Department of Nephrology, Daping Hospital, Army Medical University, Chongqing, 400042, China.
Teaching Office, Medical Research Department, Army Special Medical Center, Chongqing, China.
BMC Med Inform Decis Mak. 2024 Jan 2;24(1):8. doi: 10.1186/s12911-023-02412-z.
An appropriate prediction model for adverse prognosis before peritoneal dialysis (PD) is lacking. Thus, we retrospectively analysed patients who underwent PD to construct a predictive model for adverse prognoses using machine learning (ML).
A retrospective analysis was conducted on 873 patients who underwent PD from August 2007 to December 2020. A total of 824 patients who met the inclusion criteria were included in the analysis. Five commonly used ML algorithms were used for the initial model training. By using the area under the curve (AUC) and accuracy (ACC), we ranked the indicators with the highest impact and displayed them using the values of Shapley additive explanation (SHAP) version 0.41.0. The top 20 indicators were selected to build a compact model that is conducive to clinical application. All model-building steps were implemented in Python 3.8.3.

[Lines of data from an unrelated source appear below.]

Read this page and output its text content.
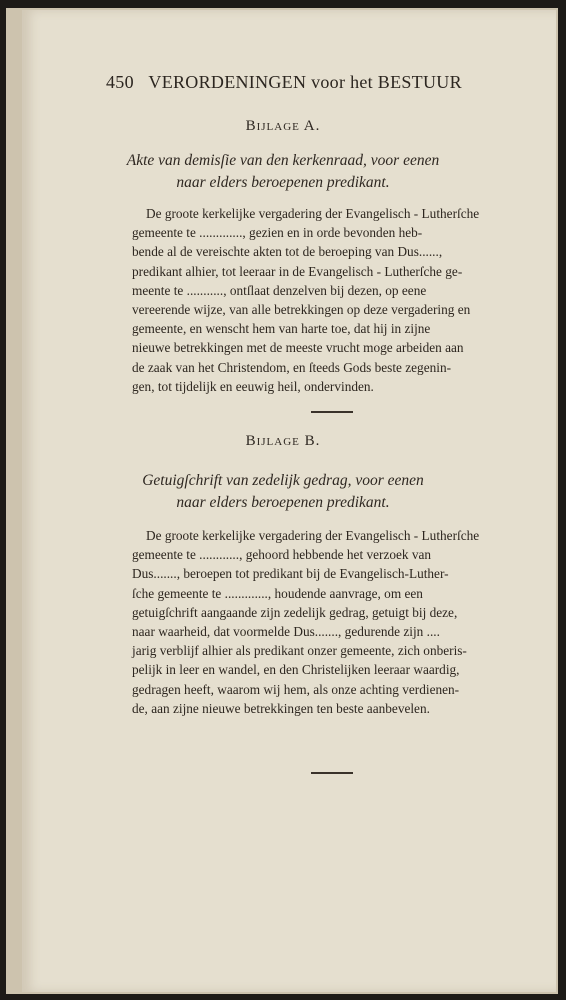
450 VERORDENINGEN voor het BESTUUR
Bijlage A.
Akte van demisſie van den kerkenraad, voor eenen
naar elders beroepenen predikant.
De groote kerkelijke vergadering der Evangelisch - Lutherſche
gemeente te ............., gezien en in orde bevonden heb-
bende al de vereischte akten tot de beroeping van Dus......,
predikant alhier, tot leeraar in de Evangelisch - Lutherſche ge-
meente te ..........., ontſlaat denzelven bij dezen, op eene
vereerende wijze, van alle betrekkingen op deze vergadering en
gemeente, en wenscht hem van harte toe, dat hij in zijne
nieuwe betrekkingen met de meeste vrucht moge arbeiden aan
de zaak van het Christendom, en ſteeds Gods beste zegenin-
gen, tot tijdelijk en eeuwig heil, ondervinden.
Bijlage B.
Getuigſchrift van zedelijk gedrag, voor eenen
naar elders beroepenen predikant.
De groote kerkelijke vergadering der Evangelisch - Lutherſche
gemeente te ............, gehoord hebbende het verzoek van
Dus......., beroepen tot predikant bij de Evangelisch-Luther-
ſche gemeente te ............., houdende aanvrage, om een
getuigſchrift aangaande zijn zedelijk gedrag, getuigt bij deze,
naar waarheid, dat voormelde Dus......., gedurende zijn ....
jarig verblijf alhier als predikant onzer gemeente, zich onberis-
pelijk in leer en wandel, en den Christelijken leeraar waardig,
gedragen heeft, waarom wij hem, als onze achting verdienen-
de, aan zijne nieuwe betrekkingen ten beste aanbevelen.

At the end of follow-up, 353 patients withdrew from PD (converted to haemodialysis or died), and 471 patients continued receiving PD. In the complete model, the categorical boosting classifier (CatBoost) model exhibited the strongest performance (AUC = 0.80, 95% confidence interval [CI] = 0.76-0.83; ACC: 0.78, 95% CI = 0.72-0.83) and was selected for subsequent analysis. We reconstructed a compression model by extracting 20 key features ranked by the SHAP values, and the CatBoost model still showed the strongest performance (AUC = 0.79, ACC = 0.74).
The CatBoost model, which was built using the intelligent analysis technology of ML, demonstrated the best predictive performance. Therefore, our developed prediction model has potential value in patient screening before PD and hierarchical management after PD.
目前缺乏腹膜透析(PD)前不良预后的合适预测模型。因此,我们回顾性分析了接受 PD 的患者,使用机器学习(ML)构建了不良预后预测模型。
对 2007 年 8 月至 2020 年 12 月期间接受 PD 的 873 例患者进行回顾性分析。符合纳入标准的 824 例患者纳入分析。使用 5 种常用的 ML 算法进行初始模型训练。使用曲线下面积(AUC)和准确性(ACC)对影响最大的指标进行排序,并使用 Shapley 加性解释(SHAP)版本 0.41.0 显示其值。选择前 20 个指标构建有利于临床应用的紧凑模型。所有模型构建步骤均在 Python 3.8.3 中实现。
随访结束时,353 例患者退出 PD(转为血液透析或死亡),471 例患者继续接受 PD。在完整模型中,分类提升分类器(CatBoost)模型表现出最强的性能(AUC=0.80,95%置信区间[CI] = 0.76-0.83;ACC:0.78,95%CI=0.72-0.83),并被选入后续分析。我们通过提取按 SHAP 值排序的 20 个关键特征来重建压缩模型,CatBoost 模型仍表现出最强的性能(AUC=0.79,ACC=0.74)。
使用 ML 智能分析技术构建的 CatBoost 模型表现出最佳预测性能。因此,我们开发的预测模型在 PD 前患者筛选和 PD 后分层管理方面具有潜在价值。